E-commerce companies risk the displeasure of their customers if there is a security failure but always have the option to win back their customers if the worst happens. Banks, however, have a lot more to lose if a customer has been compromised. Customers think of changing banks the way they think about moving – a big decision, a huge hassle, and no going back. Banks hold too much in trust for customers, and if they feel their trust has been violated, customers will not hesitate to bail.
So keeping that trust secure is among the highest priority – one that butts up against another consumer desire to deliver a fast and innovative mobile banking experience. Satisfying both these needs has historically been a tight rope to walk, but new technologies offer much-needed relief.

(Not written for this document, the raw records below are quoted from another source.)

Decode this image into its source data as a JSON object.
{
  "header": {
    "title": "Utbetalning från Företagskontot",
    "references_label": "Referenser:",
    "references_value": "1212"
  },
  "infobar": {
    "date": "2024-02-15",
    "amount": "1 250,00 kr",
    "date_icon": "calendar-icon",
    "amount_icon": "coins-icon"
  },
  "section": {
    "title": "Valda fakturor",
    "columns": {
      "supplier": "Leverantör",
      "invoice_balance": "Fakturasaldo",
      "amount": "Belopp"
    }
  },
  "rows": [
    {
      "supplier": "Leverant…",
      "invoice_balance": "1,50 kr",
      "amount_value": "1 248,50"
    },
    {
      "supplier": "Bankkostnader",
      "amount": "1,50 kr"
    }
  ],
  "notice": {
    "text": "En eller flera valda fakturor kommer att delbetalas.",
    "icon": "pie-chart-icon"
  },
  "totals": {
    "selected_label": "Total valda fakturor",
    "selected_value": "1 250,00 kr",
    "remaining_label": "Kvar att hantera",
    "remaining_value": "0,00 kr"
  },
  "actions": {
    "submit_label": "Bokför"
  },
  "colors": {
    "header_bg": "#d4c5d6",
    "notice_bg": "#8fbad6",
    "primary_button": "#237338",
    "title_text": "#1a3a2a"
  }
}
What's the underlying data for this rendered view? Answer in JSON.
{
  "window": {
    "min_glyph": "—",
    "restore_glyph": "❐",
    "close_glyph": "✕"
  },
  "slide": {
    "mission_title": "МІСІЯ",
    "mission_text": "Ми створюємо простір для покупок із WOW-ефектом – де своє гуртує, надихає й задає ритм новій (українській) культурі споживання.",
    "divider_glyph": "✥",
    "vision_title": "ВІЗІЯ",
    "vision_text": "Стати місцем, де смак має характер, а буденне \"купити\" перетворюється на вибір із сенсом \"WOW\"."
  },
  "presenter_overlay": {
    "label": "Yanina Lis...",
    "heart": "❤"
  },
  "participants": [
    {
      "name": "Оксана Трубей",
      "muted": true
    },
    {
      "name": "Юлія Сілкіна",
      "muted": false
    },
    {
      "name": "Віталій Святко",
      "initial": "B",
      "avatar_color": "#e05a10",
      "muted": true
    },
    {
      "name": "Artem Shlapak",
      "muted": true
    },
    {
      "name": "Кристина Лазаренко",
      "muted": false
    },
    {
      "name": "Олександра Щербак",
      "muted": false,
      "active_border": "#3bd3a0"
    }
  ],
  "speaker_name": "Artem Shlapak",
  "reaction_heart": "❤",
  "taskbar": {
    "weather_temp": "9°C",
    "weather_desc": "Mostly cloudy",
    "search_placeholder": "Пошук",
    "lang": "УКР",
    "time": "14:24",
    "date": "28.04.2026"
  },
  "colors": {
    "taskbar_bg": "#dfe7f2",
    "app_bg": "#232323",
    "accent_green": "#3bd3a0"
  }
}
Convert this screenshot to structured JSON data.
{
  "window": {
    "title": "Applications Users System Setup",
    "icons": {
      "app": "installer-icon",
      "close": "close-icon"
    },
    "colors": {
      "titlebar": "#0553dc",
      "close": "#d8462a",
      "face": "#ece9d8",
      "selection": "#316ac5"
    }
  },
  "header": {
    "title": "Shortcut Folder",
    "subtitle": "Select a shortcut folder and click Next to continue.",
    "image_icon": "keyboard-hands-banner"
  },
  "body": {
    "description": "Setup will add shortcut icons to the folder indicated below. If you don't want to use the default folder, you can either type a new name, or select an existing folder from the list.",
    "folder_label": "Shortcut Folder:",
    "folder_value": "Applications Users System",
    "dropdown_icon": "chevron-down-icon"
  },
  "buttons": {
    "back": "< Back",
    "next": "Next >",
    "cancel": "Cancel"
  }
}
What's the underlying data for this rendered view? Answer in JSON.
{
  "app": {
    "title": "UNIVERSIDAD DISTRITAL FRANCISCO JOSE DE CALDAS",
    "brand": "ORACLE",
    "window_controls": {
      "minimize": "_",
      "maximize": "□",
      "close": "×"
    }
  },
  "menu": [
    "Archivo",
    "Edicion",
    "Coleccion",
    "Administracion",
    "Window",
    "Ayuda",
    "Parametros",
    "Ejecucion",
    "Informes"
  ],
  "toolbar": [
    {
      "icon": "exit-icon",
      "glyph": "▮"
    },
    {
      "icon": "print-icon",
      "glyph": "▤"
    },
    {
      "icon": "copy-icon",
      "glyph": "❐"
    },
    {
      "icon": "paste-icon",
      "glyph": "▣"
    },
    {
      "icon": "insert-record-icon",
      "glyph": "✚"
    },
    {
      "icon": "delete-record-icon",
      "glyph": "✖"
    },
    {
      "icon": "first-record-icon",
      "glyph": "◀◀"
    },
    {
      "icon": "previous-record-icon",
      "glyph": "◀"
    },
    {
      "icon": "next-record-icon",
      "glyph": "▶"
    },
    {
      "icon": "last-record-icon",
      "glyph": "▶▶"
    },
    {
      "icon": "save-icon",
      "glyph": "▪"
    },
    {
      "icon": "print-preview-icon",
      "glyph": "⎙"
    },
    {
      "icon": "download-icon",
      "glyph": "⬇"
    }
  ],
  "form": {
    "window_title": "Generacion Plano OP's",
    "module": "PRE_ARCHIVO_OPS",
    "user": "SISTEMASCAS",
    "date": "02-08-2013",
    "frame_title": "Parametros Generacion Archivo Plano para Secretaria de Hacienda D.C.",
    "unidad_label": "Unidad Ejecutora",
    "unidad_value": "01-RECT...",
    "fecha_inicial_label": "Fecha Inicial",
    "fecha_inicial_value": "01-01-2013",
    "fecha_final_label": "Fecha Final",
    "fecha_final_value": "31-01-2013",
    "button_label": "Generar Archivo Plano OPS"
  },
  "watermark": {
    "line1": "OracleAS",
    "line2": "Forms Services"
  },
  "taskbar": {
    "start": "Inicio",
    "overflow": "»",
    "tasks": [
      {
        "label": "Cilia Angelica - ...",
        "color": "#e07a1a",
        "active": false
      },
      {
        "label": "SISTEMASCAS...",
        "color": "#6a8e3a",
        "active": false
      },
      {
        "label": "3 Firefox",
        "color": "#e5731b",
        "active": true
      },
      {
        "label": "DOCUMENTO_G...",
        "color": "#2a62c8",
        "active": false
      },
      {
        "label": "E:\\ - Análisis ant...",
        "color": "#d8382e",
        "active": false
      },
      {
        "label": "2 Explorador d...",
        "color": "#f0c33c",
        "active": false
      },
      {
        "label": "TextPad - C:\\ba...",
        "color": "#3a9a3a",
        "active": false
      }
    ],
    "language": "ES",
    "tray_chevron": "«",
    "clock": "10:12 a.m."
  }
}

Mobile usage is rapidly outpacing desktop logins at financial websites across the globe. Mobile banking customers are more engaged, logging on an average of 14-15 times per month vs. four to five times for banking customers on a desktop. Focusing on improving customer engagement in the mobile space, and making mobile apps indispensable, can further cement brand loyalty when customers have more options available than ever before. Failing to deliver this deep customer experience means losing customers to more agile competitors, and making new customer acquisition extremely difficult.

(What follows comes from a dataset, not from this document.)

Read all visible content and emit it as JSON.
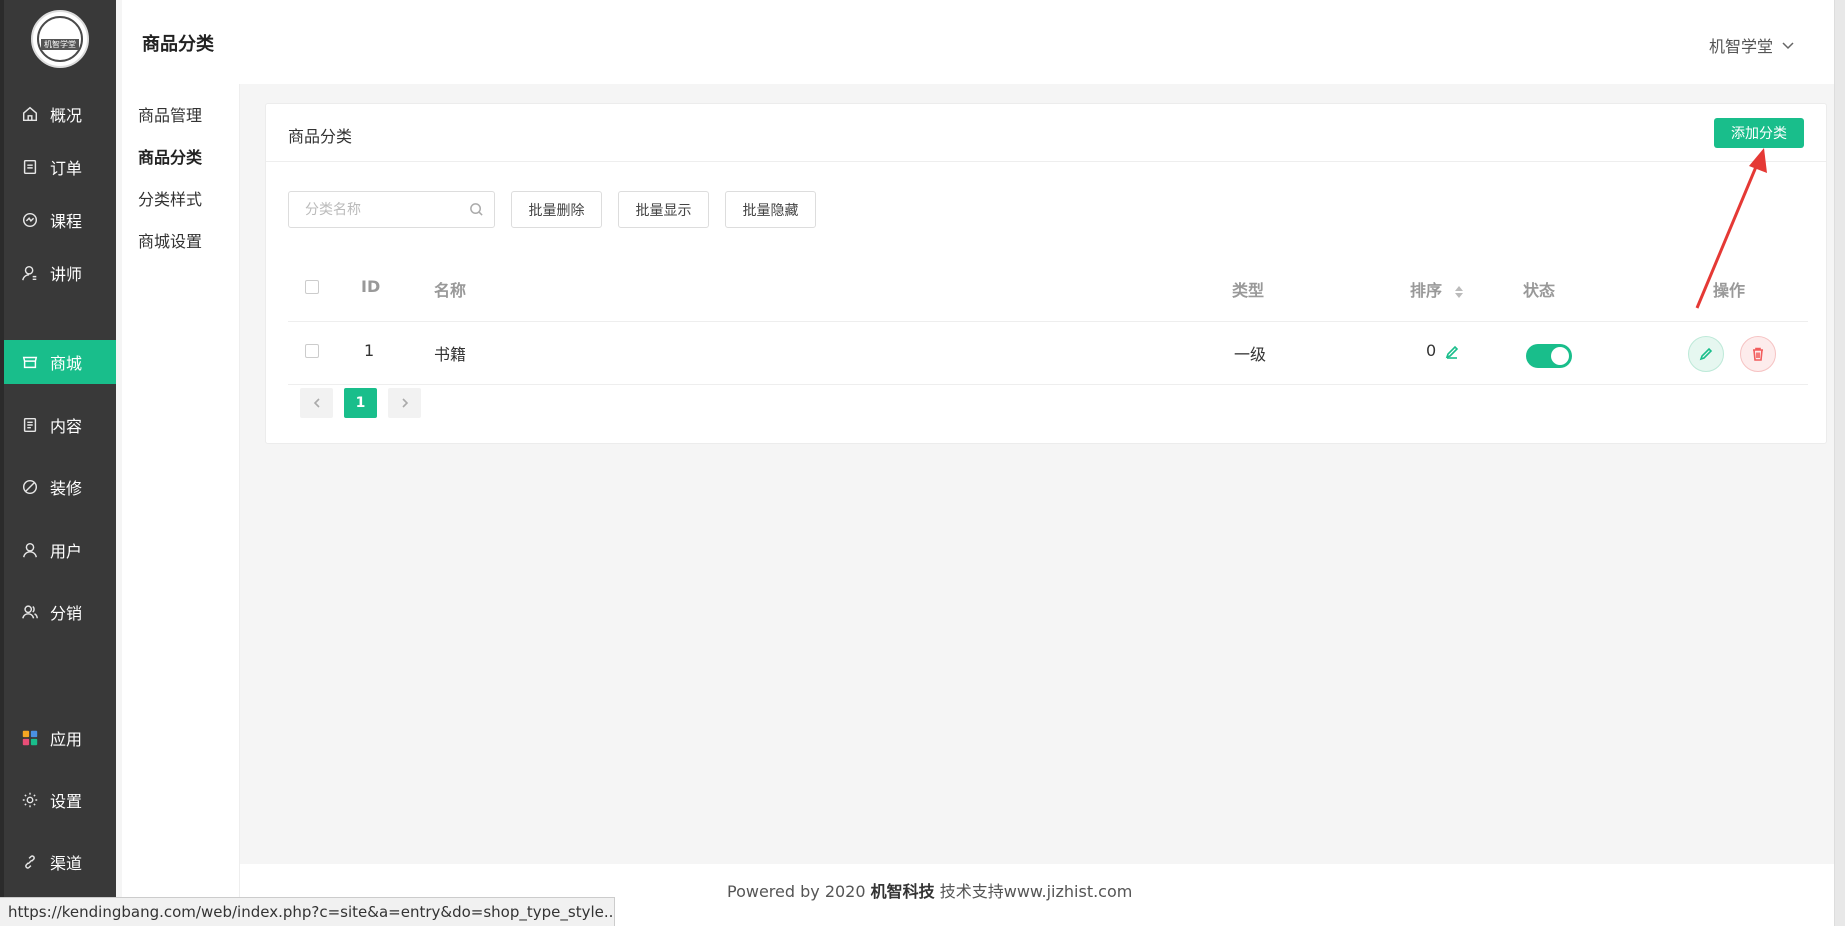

Of course, easy-to-use mobile experiences comes with a price, it makes the app more attractive to online criminals. This muddies the waters, resulting in higher-risk transactions, and less data to adjudicate between good users and bad. Mistakes get made, and false positives and false negatives rise sharply.

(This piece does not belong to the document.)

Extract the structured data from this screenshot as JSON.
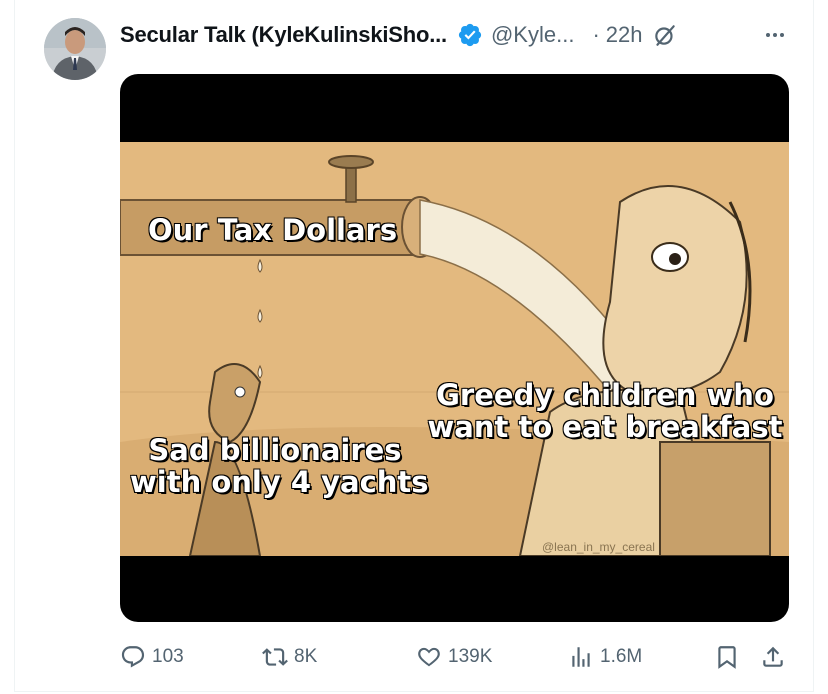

Under old systems, it’s no simple matter to make those calls, because legitimate customers have a very low tolerance for incidents of fraud. Even how they discover fraud has a huge impact. In a recent study on consumer behavior, if banks alert customers to fraud, only 2.5%of customers would leave that bank; but if customers discovered that fraud on their own, there was a four-fold increase in customer churn, and one in five customers defect to another institution. Banks spend years developing that relationship, so why risk it? Especially when there are alternatives.
And if customers don’t like risk, financial institutions like it even less, and for good reason. Since 2010, incidences of card-related data breaches have increased over 340% and the theft of login and password data has increased over 300%. Consumers who have had their account information stolen are 10 times more likely to be the victim of financial fraud, and worse a portion will experience true identity theft – a crime with lifetime ramifications.
Striking that balance, protecting against security threats while at the same time satisfying consumer demand for convenience and functionality, is driving nearly 80% of financial institutions to invest in technology solutions that do both. Often these investments are diametrically opposed, either increasing risk by making consumer access more convenient or decreasing customer engagement by making account security standards even more stringent. Solutions must be found that don’t compromise either, keeping mobile banking both easy to use and secure.
To do that, we need to move beyond tradition to devise new solutions. A combination of device ID, data matching and static usernames and passwords does not guarantee a legitimate login, just as failing to match dos not necessarily indicate fraud. Attempts to add dynamic elements like one-time passwords and SMS texts to authenticate, adds too much customer friction, resulting in confusion, backlash and rejection. The solution? Passive biometrics and behavioral analytics working passively in the background to protect customer interactions and block fraudsters all without customer friction.
For the short term, an increasingly mobile-first world suggests we will continue to authenticate with static information like usernames, passwords and device IDs. But by using a combined approach of passive biometrics and behavioral analytics on top of existing authentication solutions, it is possible to strike that balance of a frictionless customer experience and increased security. Even better, those financial institutions that are able to confidently authenticate their customers can push out individualized offers and provide a streamlined user experience, further strengthening customer trust and engagement, and ultimately increasing the bottom line.
Ok, so eliminating fraud completely may have struck you as an April Fools Joke, but we really are closer to making it a reality.